Spirit of 69 – A skinhead bible is dedicated to the Glasgow Spy Kids skinhead crew.
The book was written by George Marshall with help of hundreds of other skinheads around world. George Marshall was editor of skinhead newspaper, Skinhead Times from 1991 to 1995. Spirit of 69 – A skinhead Bible has also publis in German, Portuguese, French and Polish.
A skinhead bible consists of eight chapters:
1. Spirit of 69
2. Sons of Skinhead
3. Angels with dirty faces
4. Street Feeling
5. Welcome to the Real World
6. Neither Washington or Moscow
7. Skinhead Resurrection
8. A-Z of Skinwear
George Marshall also wrote:
The Two Tone Story (1990), Total Madness (1993), Bad Manners(1993), Skinhead Nation (1996).
Spirit of 69 A skinhead bible
George Marshall, a Skinhead from Glasgow, Scotland, released his master piece in 1994 titled Spirit of 69: A Skinhead Bible. Explaining the rise of the Skinhead movement in England. Talking about the early days of the skinheads, and the adoptation of Jamaican music, to the glorious days of Oi!. Spirit of 69: A Skinhead bible is based on his personal stories, getting in contact with some of the people that lived the ‘Skinhead Days’. A very good book if you want to know about the skinhead culture. The term ‘Spirit of 69’ was first said by the gang Glasgow Spy Kids from Scotland. A crew that Marshall use to be part of. After the release of the book ‘Spirit of 69’ became a worldwide term for the Skinheads from the early days that listen and danced to Reggae music. Marshall also released a continuation of this book, best known as ‘Skinhead Nation’. Did not make much success as well as Spirt of 69, but it quickly sold out. Some people follow step by step what the book says, and turning into what Skinhead is. Some forget that is just a personal experience, and he calls him self ‘NOT a skinhead god’. But apparently a lot of people skipped those pages. The book is fantastic, if you really want to know about the Skinhead cult, make sure have some time to read all 176 pages of this book. Marshall talks about all of the aspects of the culture from politics to music to even fashion in a no nonsense down to earth way where you feel he could be talking to you.
Skinhead bible quotes
” Skinhead, skinhead, over there,
What’s it like to have no hair?
Is it hot or is it cold?
What’s like to – BE BALD! ”
Playground chant from the early Seventies.
Spirit of 69: A skinhead bible, introduction.
” Scooters remained popular with skinheads, just as they had with mods. However, there was little room for Christmas tree lights and fox tails. Skins tended to keep them bog standard or cut them right down to the bare frame, more for go than show. ”

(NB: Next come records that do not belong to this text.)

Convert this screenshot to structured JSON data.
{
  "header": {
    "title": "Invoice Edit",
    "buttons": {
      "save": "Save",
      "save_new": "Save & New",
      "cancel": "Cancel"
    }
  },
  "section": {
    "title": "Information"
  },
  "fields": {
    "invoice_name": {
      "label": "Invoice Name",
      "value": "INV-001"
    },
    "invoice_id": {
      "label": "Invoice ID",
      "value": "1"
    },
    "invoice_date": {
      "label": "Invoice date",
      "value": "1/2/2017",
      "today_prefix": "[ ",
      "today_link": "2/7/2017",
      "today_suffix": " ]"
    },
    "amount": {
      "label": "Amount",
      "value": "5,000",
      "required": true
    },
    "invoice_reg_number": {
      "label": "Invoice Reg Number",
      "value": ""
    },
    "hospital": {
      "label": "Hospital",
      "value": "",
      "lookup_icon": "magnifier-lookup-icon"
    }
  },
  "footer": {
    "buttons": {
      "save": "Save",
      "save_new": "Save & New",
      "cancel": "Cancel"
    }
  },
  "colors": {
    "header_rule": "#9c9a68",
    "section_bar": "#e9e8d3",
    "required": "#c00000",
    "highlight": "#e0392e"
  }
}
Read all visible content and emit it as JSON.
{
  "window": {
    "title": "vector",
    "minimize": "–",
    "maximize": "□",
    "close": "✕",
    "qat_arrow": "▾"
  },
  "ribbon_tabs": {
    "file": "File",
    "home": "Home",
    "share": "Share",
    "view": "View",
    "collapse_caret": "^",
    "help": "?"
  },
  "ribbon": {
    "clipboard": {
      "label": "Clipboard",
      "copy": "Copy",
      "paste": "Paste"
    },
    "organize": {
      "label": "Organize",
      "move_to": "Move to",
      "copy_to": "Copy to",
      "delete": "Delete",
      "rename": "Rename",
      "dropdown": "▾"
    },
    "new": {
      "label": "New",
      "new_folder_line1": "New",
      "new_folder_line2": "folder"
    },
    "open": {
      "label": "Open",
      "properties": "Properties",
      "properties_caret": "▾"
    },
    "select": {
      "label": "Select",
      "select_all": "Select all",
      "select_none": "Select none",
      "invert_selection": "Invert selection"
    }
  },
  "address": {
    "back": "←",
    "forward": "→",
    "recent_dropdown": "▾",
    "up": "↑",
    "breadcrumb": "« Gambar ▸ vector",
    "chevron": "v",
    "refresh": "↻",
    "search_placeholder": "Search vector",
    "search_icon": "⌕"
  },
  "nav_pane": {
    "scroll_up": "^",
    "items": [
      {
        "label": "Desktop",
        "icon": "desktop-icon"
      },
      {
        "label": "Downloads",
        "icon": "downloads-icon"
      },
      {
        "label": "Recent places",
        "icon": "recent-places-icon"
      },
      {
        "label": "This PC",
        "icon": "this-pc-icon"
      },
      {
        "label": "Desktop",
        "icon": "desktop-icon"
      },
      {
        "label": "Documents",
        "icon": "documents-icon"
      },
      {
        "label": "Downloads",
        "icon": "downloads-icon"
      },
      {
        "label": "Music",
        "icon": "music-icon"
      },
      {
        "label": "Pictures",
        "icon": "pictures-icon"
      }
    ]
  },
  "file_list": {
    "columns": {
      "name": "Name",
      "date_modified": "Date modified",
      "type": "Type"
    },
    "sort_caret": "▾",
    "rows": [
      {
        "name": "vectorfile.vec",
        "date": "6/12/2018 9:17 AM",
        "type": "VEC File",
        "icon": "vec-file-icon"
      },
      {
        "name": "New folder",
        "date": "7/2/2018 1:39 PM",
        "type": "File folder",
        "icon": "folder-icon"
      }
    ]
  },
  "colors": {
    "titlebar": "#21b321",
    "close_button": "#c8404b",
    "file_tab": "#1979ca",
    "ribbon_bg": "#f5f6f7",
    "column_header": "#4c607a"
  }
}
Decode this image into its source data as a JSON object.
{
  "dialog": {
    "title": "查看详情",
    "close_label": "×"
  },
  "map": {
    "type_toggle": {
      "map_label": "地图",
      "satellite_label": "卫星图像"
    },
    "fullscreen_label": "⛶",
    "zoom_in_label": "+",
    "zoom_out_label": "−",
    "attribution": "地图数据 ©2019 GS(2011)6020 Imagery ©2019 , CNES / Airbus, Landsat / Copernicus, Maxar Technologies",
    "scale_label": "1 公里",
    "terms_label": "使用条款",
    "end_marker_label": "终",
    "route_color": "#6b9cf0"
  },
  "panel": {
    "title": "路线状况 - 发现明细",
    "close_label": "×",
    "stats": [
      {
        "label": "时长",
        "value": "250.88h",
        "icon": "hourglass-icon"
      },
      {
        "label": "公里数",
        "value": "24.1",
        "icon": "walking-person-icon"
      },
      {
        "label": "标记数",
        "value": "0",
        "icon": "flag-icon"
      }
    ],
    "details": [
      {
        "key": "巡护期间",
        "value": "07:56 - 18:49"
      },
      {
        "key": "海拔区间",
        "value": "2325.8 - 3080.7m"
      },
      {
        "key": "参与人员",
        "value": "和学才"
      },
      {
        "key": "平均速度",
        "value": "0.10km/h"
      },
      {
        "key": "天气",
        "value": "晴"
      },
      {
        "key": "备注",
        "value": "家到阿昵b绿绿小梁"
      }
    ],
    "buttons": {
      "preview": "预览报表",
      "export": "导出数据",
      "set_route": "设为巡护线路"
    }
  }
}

Spirit of 69: A skinhead bible, page 11.
” Whether or not the first skinheads came from the East End of London is open to debate, but it’s as good a place as any to claim as a birthplace. In 1972, Penguin published a book called The Paithouse which was about skinhead gang from Bethnal Green. Skins were on their way out by then of course, but the book wasn’t really aimed at the cult anyway. More your sociology set. Even so, it was one of the few decent records of the original skinheads preserved on paper.. ”
Spirit of 69: A skinhead bible, page 16.
Probably the most famous skinhead of them all is one Joe Hawkins. Quite a feat for a skinhead who only existed in the pages of the cult paperbacks written by his creator Richard Allen. Joe made his first appearance in the novel Skinhead, which was published by New English Library and first skinhead book of all time…”
Spirit of 69: A skinhead bible, page 56.
When it comes to naming the first skinhead band, Wolverhampton’s favourite sons Slade top most people list. Soul and reggae were where it was at musically, but virtually all of the artist were black Americans or Jamaicans who shared little common with their skinhead following beyond a love of good music. Most white musicians were into making right on music for hippies, and the only contact they had with skinheads was when they were on receiving end of a doing. Slade on the other hand was young, white working class kids and were the first band to dress in working class fashion.”
Spirit of 69: A skinhead bible, page 61.